The key technology process step for the semiconductor industry has always been lithography. This results from the obvious fact that both circuit speed as well as integration density depend on the lithographic minimal printable feature size. Since yield and wafer throughput crucially depend on the lithography process, not only performance issues but also the economy of the integrated circuit production are related to lithography.

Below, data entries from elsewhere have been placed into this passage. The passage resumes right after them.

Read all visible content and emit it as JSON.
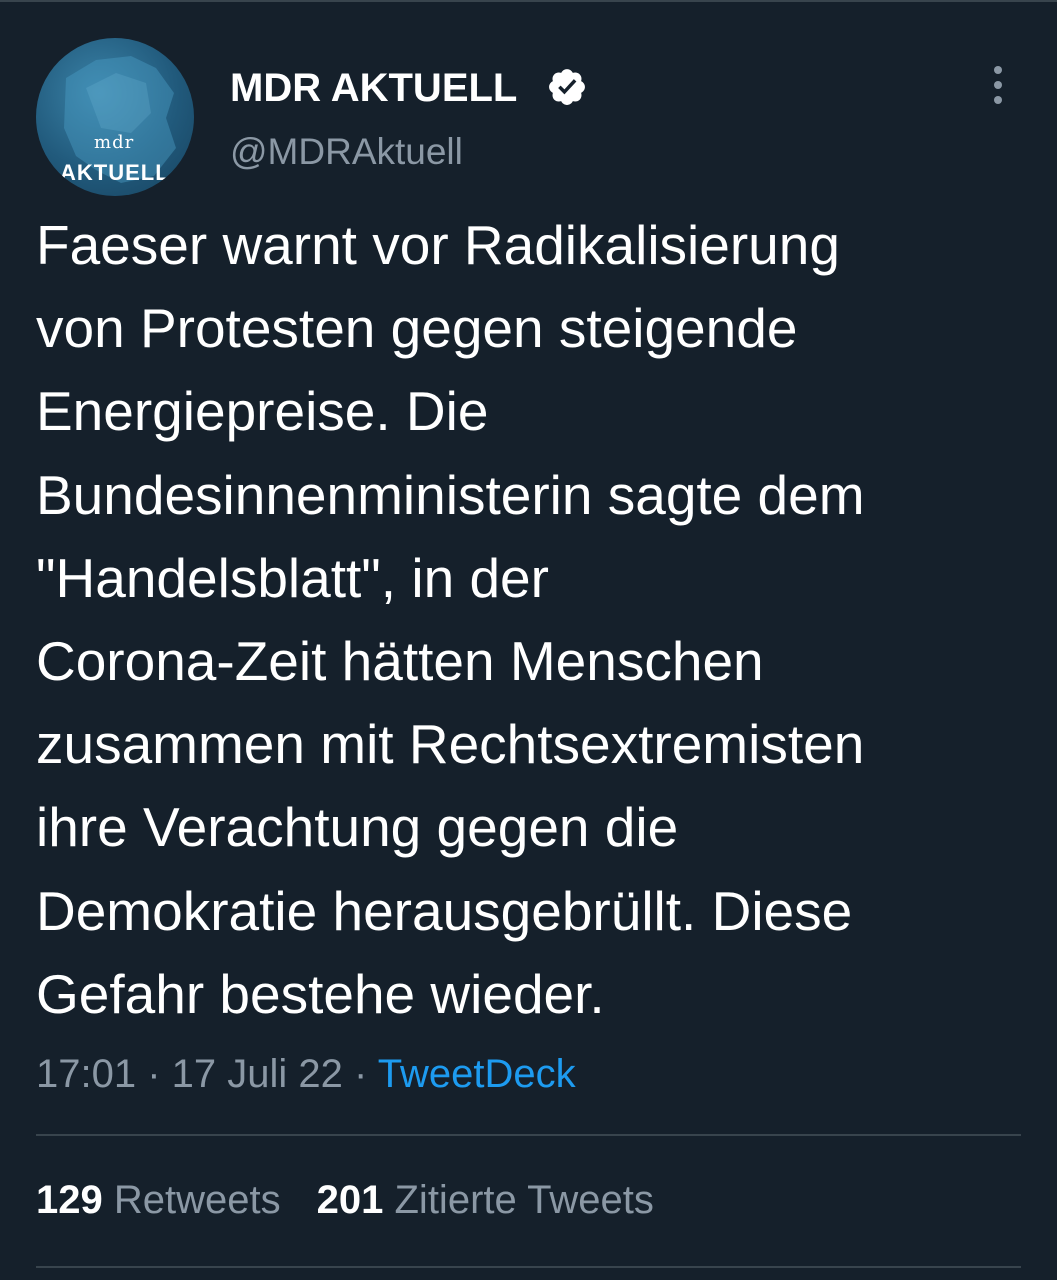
{
  "author": {
    "display_name": "MDR AKTUELL",
    "handle": "@MDRAktuell",
    "avatar_small_text": "mdr",
    "avatar_big_text": "AKTUELL",
    "verified": true
  },
  "tweet": {
    "text": "Faeser warnt vor Radikalisierung\nvon Protesten gegen steigende\nEnergiepreise. Die\nBundesinnenministerin sagte dem\n\"Handelsblatt\", in der\nCorona-Zeit hätten Menschen\nzusammen mit Rechtsextremisten\nihre Verachtung gegen die\nDemokratie herausgebrüllt. Diese\nGefahr bestehe wieder.",
    "time": "17:01",
    "date": "17 Juli 22",
    "source": "TweetDeck",
    "separator": " · "
  },
  "stats": {
    "retweets_count": "129",
    "retweets_label": "Retweets",
    "quotes_count": "201",
    "quotes_label": "Zitierte Tweets"
  },
  "colors": {
    "background": "#15202b",
    "text_primary": "#ffffff",
    "text_secondary": "#8b98a5",
    "link": "#1d9bf0",
    "border": "#38444d"
  },
  "icons": {
    "verified": "verified-badge-icon",
    "more": "more-options-icon"
  }
}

Among all technologies photolithography has ubiquitously been used to define features on the semiconductor wafer according to a specified mask pattern. This situation is not expected to change for the next few generations of semiconductor devices. Optical projection printing systems have the great advantage of a high wafer throughput and a high resolution. Minimal feature sizes that are smaller than the used wavelength can be resolved. However, the costs of lithography tools already represent 35% of the chip manufacturing costs and will continue to increase. Any further developments are thus most critical factors for a continuing growth of the semiconductor industry. Technology Computer-Aided Design methodologies are extensively used to cope with the explosive development costs. In addition to the cost reduction the rapid turn-around times make such tools especially attractive in comparison to a purely experimental development approach.
This thesis describes simulation techniques for all of the three lithographic subprocesses of mask imaging, resist exposure/bleaching, and resist development. After a review of modern lithography technologies and an introduction into the field of lithography simulation, each simulation phase is described in detail starting at the basic physical roots and ending at a concise description of its implementation.
The imaging module provides two simulation modes that either implement the classical scalar theory of Fourier optics or its vector-valued extension. Binary as well as phase-shifting masks, lens aberrations of arbitrary order, and in-lens filters can be simulated. Off-axis illumination with general apertures is treated by Abbe's method for partially coherent imaging.
The exposure module accounts for resist bleaching, nonplanar topography as well as inhomogeneous resist materials can be analyzed. For the rigorous, vector-valued electromagnetic field calculation a frequency-domain method usually referred to as differential method has been extended to the third dimension. This is done for the first time and is thus one of the major contributions of this thesis. The numerical performance is studied in detail with special emphasis on possible stability problems. A comparison with the other popular methods proves the superior performance of the differential method. A special feature of the proposed implementation is the possibility to rigorously simulate the exposure process under partially coherent illumination without increasing the computational demands.
For the development process an already existing three-dimensional surface advancement algorithm has been adapted for lithography specific requirements such as rapidly varying inhomogeneous development rates. The capability of the overall simulator is demonstrated by showing simulation results for the aerial image of a complete layout and for pattern printing over planar as well as nonplanar dielectric and reflective substrates.